Oggi, però, ci domandiamo se l’intervento del Presidente al Consiglio superiore della magistratura, con il riferimento indiretto ma chiaramente allusivo al caso Forleo, non sia andato al di là dei giusti richiami generali sui limiti che deve avere l’azione dei magistrati e dello stesso Csm.
Non siamo in grado di dire se dal punto di vista tecnico-giuridico la richiesta avanzata al Parlamento dal Gip Clementina Forleo di potere utilizzare in sede giudiziaria le intercettazioni telefoniche con i nomi dei leader Ds D’Alema, Fassino e Latorre sia corretta, scorretta o border-line, per l’accenno esplicito all’ipotesi di reato. Sappiamo però che, per la prima volta - per la prima volta - si è alzato un fuoco di sbarramento su uno specifico provvedimento da parte del ministro della Giustizia e del procuratore generale della Cassazione che è parso trovare legittimazione negli alti concetti del Presidente che ha chiesto di «non inserire negli atti processuali valutazioni non pertinenti».

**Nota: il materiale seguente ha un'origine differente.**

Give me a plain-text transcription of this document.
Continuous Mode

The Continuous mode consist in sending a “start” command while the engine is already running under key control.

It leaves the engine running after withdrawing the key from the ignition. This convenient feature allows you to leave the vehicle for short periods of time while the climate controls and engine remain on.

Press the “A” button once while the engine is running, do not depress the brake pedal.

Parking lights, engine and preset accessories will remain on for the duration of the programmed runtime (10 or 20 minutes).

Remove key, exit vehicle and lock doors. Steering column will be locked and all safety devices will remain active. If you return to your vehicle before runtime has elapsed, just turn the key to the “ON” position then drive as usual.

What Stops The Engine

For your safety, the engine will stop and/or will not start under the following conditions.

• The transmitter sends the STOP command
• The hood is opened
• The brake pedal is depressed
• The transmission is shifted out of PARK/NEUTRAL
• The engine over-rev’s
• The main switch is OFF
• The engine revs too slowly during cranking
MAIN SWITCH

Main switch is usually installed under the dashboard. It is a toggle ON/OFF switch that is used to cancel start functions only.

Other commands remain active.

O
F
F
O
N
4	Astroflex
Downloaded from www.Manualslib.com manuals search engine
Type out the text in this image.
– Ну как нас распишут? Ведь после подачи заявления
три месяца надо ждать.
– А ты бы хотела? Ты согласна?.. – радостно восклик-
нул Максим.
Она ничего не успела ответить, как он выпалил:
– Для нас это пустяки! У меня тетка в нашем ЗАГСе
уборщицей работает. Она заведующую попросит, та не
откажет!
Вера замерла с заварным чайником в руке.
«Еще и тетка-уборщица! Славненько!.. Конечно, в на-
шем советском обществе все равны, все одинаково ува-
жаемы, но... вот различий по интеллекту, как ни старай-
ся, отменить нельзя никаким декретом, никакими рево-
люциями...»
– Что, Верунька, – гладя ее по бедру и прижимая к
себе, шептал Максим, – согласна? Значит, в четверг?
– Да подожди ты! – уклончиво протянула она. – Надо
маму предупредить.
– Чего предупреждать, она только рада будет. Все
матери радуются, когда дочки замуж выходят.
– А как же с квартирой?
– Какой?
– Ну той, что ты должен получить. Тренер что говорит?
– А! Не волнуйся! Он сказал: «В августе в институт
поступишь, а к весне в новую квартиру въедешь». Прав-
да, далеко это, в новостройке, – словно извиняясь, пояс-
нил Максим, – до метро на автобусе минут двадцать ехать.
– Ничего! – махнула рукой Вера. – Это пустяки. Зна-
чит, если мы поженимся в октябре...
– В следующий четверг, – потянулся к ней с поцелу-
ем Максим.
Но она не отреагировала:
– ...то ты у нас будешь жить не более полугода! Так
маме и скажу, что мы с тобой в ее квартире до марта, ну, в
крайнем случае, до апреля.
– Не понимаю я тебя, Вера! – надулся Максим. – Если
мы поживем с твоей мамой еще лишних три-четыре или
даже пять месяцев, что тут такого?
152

Le scalate Unipol, Bnl e Corsera dell’estate 2005 sono state parte della torbida riffa per accaparrarsi più potere finanziario da parte della sinistra diessina. Torbida, non perché un partito non possa collegarsi a una qualsivoglia lobby, ma perché in questo caso i leader politici hanno agito clandestinamente secondo le modalità dei più vituperati poteri occulti. In seguito, anche in altre occasioni agli atti di inchieste giudiziarie sono state allegate intercettazioni che riguardavano esponenti politici, e che avevano per oggetto fatti la cui rilevanza penale era ancora da vagliare. Eppure, in quei casi anche recenti non abbiamo udito, dal Quirinale, alcun grido d’allarme.
Non spetta a noi vagliare se quei gravissimi episodi di malcostume politico contengano anche reati. Ma siamo convinti che sia interesse degli stessi politici chiamati in causa agevolare le procedure giudiziarie nel loro corso affinché possano giungere senza ostacoli all’accertamento della verità. Per questo plaudiamo senza riserve al richiamo generale del Presidente che si appella «alla massima serenità e riservatezza nello svolgimento di tutte le funzioni proprie dell’autorità giudiziaria».

Ma osserviamo anche che, nonostante le precisazioni diffuse dai portavoce del capo dello Stato, non c’è stato giornale, ieri, che non abbia interpretato quel passaggio del discorso del Presidente come un altolà alla Forleo. E questo non giova né al rapporto politica-giustizia né all’affermazione delle garanzie istituzionali a cui siamo tutti devoti.